News & Information for Amateur Bakers and Artisan Bread Enthusiasts


MANNA's picture


I started a new culture over a month ago. It was active then about a week in it smelled like someone barfed in dirty gym socks. I figured we're in the stinky phase just keep going. A month in with regular feedings the stink was gone but no activity. So I ditched it and started anew with the pineapple method that has worked in the past. That has worked. Not much activity again but I get the horrid acetone smell after 12 hours of feeding. Two days ago I popped it in the oven with the light on and got great activity from it. I feel my kitchen was just to cold being winter here. I have gone from 24 hour feedings to 12 hours to keep up with the increased rate of fermentation. This morning I fed it from a hydration of 100% to 70%. Im hoping to get some sourness into it and try for a bake in the next day or so. Anyone have thoughts on this? It has been driving me nuts with the acetone developing. It appears like the acetone has subsided with the increase in temp. does that seem right? I didnt get the acetone smell with the other culture that was started with just flour and water. Yes, it was stinky during the second week but after that it never stunk like acetone. Every time with the pineapple though it gets the acetone smell. Again, any thoughts?
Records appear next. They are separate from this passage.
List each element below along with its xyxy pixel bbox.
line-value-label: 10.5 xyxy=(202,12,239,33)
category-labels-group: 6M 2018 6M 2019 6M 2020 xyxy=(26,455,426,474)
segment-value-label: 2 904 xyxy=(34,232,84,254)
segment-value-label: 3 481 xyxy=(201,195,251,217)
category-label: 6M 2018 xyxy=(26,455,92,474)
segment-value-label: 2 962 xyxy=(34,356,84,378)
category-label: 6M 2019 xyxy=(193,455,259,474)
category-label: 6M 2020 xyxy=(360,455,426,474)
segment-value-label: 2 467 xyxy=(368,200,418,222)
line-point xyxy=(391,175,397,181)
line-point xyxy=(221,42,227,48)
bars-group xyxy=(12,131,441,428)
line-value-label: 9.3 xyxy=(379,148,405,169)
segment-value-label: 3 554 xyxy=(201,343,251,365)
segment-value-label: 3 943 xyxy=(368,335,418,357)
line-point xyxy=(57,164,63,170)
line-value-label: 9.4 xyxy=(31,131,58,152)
Tech stuff: I use KAF Sir Galahad Flour, water is filtered spring water, I was feeding 1:1:1 every 24 hours and have switched to 1:1:1 every 12 hours. I have been at 100% hyd intill this morning, now Im at 70%.

pongze's picture

Apologies for sending you to search, but I can't recall the details at this moment, I'm ready for bed at 6:20 AM now.  Please search Debra Wink's material here... actually here you go, this is a good thread to read with some good links:

and in particular this post:

You may already know that she is the originator of the pineapple juice method.  I'm pretty sure that second link will explain the acetone.  In scanning it, I believe the take home points are that having your starter be more liquid and be warmer will help to reduce the acetone.